Les récents efforts d’Amazon sont conformes à son intérêt pour les soins de santé. En juin 2019, elle a acquis la startup PillPack du MIT, une pharmacie en ligne qui fournit la livraison à domicile pour les ordonnances. L’année dernière, il a également a lancé Amazon Care, un service médical virtuel pour ses employés de la région de Seattle. Au cours de la pandémie, Amazon Care a également fourni des tests Covid-19 auto-tamponnants aux résidents de la région de Seattle dans le cadre d’un effort de recherche soutenu par la Fondation Bill & Melinda Gates. Mais à la mi-mai, la FDA est intervenue et arrêté le programme.

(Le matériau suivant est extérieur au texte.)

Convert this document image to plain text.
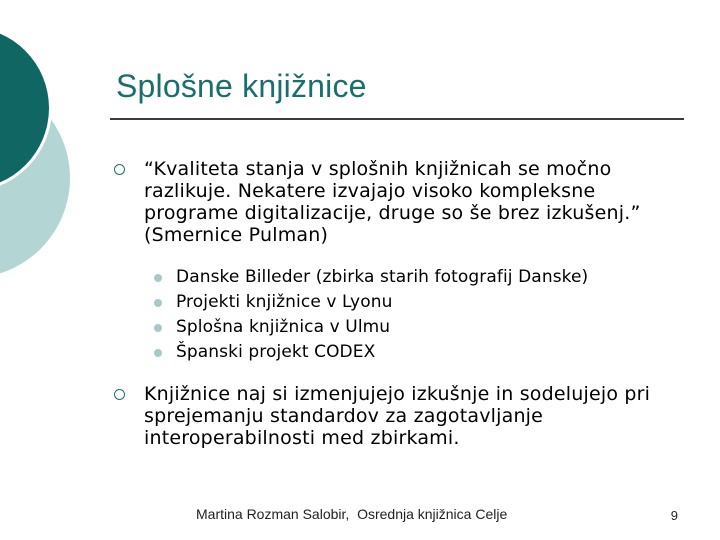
Splošne knjižnice
“Kvaliteta stanja v splošnih knjižnicah se močno razlikuje. Nekatere izvajajo visoko kompleksne programe digitalizacije, druge so še brez izkušenj.” (Smernice Pulman)
Danske Billeder (zbirka starih fotografij Danske)
Projekti knjižnice v Lyonu
Splošna knjižnica v Ulmu
Španski projekt CODEX
Knjižnice naj si izmenjujejo izkušnje in sodelujejo pri sprejemanju standardov za zagotavljanje interoperabilnosti med zbirkami.
Martina Rozman Salobir,  Osrednja knjižnica Celje	9
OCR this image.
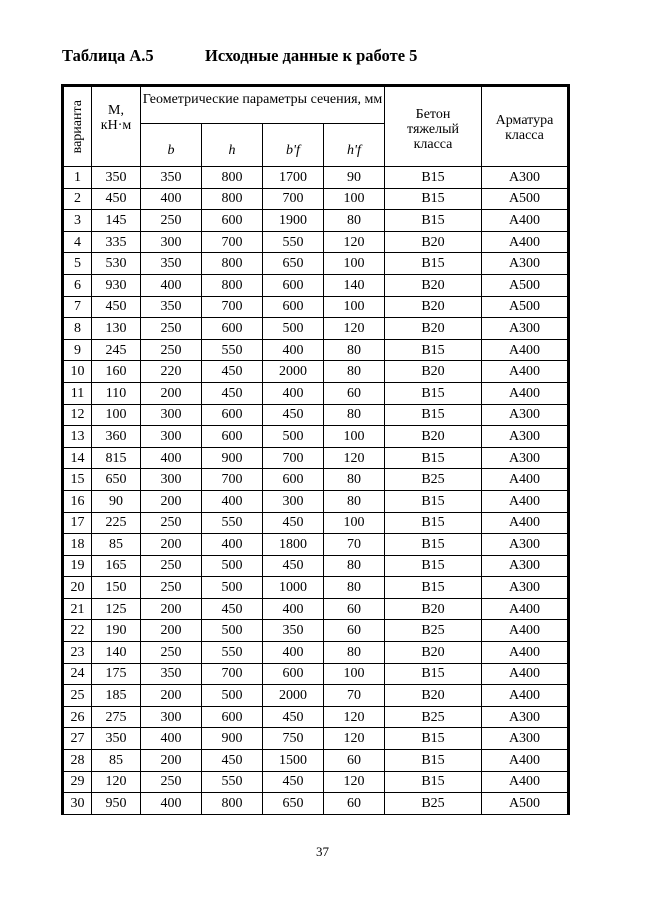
Таблица А.5	Исходные данные к работе 5
варианта	М, кН·м	Геометрические параметры сечения, мм				Бетон тяжелый класса	Арматура класса

		b	h	b'f	h'f		
1	350	350	800	1700	90	B15	A300
2	450	400	800	700	100	B15	A500
3	145	250	600	1900	80	B15	A400
4	335	300	700	550	120	B20	A400
5	530	350	800	650	100	B15	A300
6	930	400	800	600	140	B20	A500
7	450	350	700	600	100	B20	A500
8	130	250	600	500	120	B20	A300
9	245	250	550	400	80	B15	A400
10	160	220	450	2000	80	B20	A400
11	110	200	450	400	60	B15	A400
12	100	300	600	450	80	B15	A300
13	360	300	600	500	100	B20	A300
14	815	400	900	700	120	B15	A300
15	650	300	700	600	80	B25	A400
16	90	200	400	300	80	B15	A400
17	225	250	550	450	100	B15	A400
18	85	200	400	1800	70	B15	A300
19	165	250	500	450	80	B15	A300
20	150	250	500	1000	80	B15	A300
21	125	200	450	400	60	B20	A400
22	190	200	500	350	60	B25	A400
23	140	250	550	400	80	B20	A400
24	175	350	700	600	100	B15	A400
25	185	200	500	2000	70	B20	A400
26	275	300	600	450	120	B25	A300
27	350	400	900	750	120	B15	A300
28	85	200	450	1500	60	B15	A400
29	120	250	550	450	120	B15	A400
30	950	400	800	650	60	B25	A500
37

Si le plasma convalescent se révèle efficace contre le coronavirus, Lo affirme qu’Amazon est bien placé pour transporter le traitement partout aux États-Unis et éventuellement dans d’autres pays. Le National Covid-19 Convalescent Plasma Project prévoit d’intensifier massivement le don et le transport de plasma cet été si le traitement fonctionne. «Clairement, en tant que service de livraison, Amazon rivalise avec UPS, FedEx et d’autres organisations», explique Lo. En ce sens, il ne serait pas surprenant que la société s’implique également dans la fourniture de tests de plasma ou de coronavirus.